Programs in Michigan like the Diabetes Leadership Initiative help spot early signs and symptoms of diabetes in hopes of treating complications sooner. Part of a national program sponsored by the CDC, the Diabetes Prevention Program aims to inform the public of how easy it is to reduce risk with a better diet and more physical activity.
Rifai offers a multidisciplinary program that focuses on the psychology of “lifestyle change, stress management, why we emotionally eat” — a boot camp for diabetics who can’t do it alone. The three-month program comes at an additional charge beyond what your insurance will pick up, but Rifai sees it as the price you pay for “intensive behavior modification.” About 500 patients have been through the individualized program since 2009.
It’s true that the bad foods we pile onto our plates cost far more than the discount price tag that originally lured us in. It’s part of the daily grind that blurs together. Who has the time?
Like addicts, we have to want to change the way we live and the way we eat. But as adults, we buy into the boogeyman philosophy that if we don’t see it, it’s simply not there. That doesn’t work with our health. Diabetes is a silent killer that plays for keeps. Once it’s gone, it’s gone for good.
And no one knows that better than Greg Williams.
LIVING IN TRUTH
The first time Beard visited that apartment in Flint, he saw a photo of Williams in his athletic days — strong, wholesome, healthy. It was a far cry from the version of Williams that Beard found trapped inside back in 2011: a thin, emaciated sketch of the man he used to be.
But it’s an appearance Williams has recaptured more and more every day.
His blood sugar is under control. And after barely being able to string together three months outside of sterile white walls, Williams hasn’t been hospitalized in nearly three years.
“It’s an amazing reversal and a slap in the face to this disease that has destroyed him in many ways,” says Beard. “It really is amazing to see.
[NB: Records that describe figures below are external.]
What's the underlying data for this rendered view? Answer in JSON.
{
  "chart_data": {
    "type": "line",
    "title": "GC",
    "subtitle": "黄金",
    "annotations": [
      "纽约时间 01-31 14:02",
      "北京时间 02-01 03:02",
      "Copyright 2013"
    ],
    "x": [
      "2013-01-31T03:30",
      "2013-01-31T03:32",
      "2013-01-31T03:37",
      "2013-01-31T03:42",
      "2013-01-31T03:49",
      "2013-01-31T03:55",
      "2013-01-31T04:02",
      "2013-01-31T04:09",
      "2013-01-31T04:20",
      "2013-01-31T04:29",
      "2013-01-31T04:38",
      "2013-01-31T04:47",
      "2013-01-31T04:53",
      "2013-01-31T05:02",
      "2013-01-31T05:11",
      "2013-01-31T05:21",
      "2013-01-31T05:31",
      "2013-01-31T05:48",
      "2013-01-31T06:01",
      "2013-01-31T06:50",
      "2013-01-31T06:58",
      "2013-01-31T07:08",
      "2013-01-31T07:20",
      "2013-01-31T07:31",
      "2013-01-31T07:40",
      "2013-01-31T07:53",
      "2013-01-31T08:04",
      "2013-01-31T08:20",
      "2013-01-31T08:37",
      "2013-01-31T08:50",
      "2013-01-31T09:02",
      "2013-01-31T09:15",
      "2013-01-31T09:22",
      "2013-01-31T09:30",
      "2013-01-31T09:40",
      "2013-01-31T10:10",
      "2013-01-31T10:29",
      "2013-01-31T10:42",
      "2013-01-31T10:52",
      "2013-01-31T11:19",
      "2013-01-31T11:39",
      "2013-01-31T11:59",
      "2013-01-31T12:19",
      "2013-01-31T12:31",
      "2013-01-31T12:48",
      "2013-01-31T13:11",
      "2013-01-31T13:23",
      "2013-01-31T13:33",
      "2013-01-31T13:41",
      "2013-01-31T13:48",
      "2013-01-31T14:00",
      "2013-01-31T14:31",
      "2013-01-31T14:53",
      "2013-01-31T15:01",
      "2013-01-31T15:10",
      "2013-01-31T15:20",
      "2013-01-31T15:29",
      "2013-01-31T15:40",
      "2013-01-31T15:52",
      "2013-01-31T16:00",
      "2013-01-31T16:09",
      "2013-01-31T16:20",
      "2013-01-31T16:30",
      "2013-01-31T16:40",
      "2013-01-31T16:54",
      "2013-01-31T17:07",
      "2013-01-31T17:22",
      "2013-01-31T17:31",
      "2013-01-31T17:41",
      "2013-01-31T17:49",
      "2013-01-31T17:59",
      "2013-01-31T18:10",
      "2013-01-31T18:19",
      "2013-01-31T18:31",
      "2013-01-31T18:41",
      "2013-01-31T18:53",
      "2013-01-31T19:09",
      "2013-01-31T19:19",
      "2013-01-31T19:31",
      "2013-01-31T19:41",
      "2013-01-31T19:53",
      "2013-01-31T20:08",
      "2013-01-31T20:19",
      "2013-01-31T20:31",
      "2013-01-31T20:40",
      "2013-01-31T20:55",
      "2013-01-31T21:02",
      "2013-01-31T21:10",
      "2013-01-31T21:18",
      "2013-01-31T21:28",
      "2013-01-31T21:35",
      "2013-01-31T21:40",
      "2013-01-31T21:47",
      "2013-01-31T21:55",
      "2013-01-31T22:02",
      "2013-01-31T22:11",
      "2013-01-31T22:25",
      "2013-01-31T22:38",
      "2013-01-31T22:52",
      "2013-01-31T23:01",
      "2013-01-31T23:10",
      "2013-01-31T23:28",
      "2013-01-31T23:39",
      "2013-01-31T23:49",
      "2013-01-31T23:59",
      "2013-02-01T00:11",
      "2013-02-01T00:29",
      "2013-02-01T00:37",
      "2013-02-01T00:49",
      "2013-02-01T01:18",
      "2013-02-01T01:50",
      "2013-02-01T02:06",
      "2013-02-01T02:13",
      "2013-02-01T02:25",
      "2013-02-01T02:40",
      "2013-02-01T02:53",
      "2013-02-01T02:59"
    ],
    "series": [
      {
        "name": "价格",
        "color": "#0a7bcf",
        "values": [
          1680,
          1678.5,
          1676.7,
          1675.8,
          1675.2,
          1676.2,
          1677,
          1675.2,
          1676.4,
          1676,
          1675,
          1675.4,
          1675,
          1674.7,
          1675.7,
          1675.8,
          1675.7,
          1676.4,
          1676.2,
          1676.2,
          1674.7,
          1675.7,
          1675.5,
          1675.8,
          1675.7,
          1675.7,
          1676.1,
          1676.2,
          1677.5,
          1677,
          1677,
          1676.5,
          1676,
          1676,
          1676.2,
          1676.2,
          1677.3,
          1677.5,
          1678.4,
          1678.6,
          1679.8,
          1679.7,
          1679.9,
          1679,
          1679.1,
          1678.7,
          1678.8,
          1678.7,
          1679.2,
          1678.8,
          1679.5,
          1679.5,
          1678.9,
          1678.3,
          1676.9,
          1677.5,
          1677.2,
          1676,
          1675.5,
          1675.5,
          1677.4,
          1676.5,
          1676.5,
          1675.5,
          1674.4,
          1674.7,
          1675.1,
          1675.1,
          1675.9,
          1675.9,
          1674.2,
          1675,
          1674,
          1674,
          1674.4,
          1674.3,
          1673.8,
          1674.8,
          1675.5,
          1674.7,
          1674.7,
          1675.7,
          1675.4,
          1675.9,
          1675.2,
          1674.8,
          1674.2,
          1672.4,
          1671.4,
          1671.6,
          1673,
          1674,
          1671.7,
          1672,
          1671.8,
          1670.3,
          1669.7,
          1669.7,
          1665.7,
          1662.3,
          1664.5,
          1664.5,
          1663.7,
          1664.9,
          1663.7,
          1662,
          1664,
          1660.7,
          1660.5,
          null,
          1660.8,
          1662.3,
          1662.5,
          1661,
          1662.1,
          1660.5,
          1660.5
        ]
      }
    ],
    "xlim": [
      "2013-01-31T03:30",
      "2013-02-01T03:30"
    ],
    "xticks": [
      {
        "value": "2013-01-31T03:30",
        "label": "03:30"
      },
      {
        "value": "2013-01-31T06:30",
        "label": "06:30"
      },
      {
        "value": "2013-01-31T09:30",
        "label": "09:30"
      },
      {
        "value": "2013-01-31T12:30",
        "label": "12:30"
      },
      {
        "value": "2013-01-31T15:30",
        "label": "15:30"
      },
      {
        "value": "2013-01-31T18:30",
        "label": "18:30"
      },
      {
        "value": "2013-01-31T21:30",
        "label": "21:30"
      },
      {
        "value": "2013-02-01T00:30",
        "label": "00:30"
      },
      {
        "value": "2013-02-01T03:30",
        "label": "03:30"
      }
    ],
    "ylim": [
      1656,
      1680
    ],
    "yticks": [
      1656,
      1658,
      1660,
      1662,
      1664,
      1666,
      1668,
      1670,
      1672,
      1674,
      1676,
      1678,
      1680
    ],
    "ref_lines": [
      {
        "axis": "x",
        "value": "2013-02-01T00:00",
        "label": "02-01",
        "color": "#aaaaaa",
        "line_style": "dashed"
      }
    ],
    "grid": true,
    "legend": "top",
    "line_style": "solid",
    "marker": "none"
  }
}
He’s proud to have overcome his disability. Not everyone can beat it like he has. I see a lot of people unwilling to leave their homes, but he wants to be out there.”
Williams is even considering walking in the Crim with his prosthetics on full display. He doesn’t mind. He wants to share his story with the world — the good, the bad, and the sugar-soaked ugly.
“I was the worst diabetic patient in a lot of ways, but my body recognizes that I’ve been given a second chance,” Williams says. “It’s been a long journey. Diabetes put me to the test. I’m paying the price in a lot of ways, but this is the healthiest I’ve been. It’s a miracle. A lot of people tell me they didn’t think I would be around much longer. They’re surprised I’m still here.”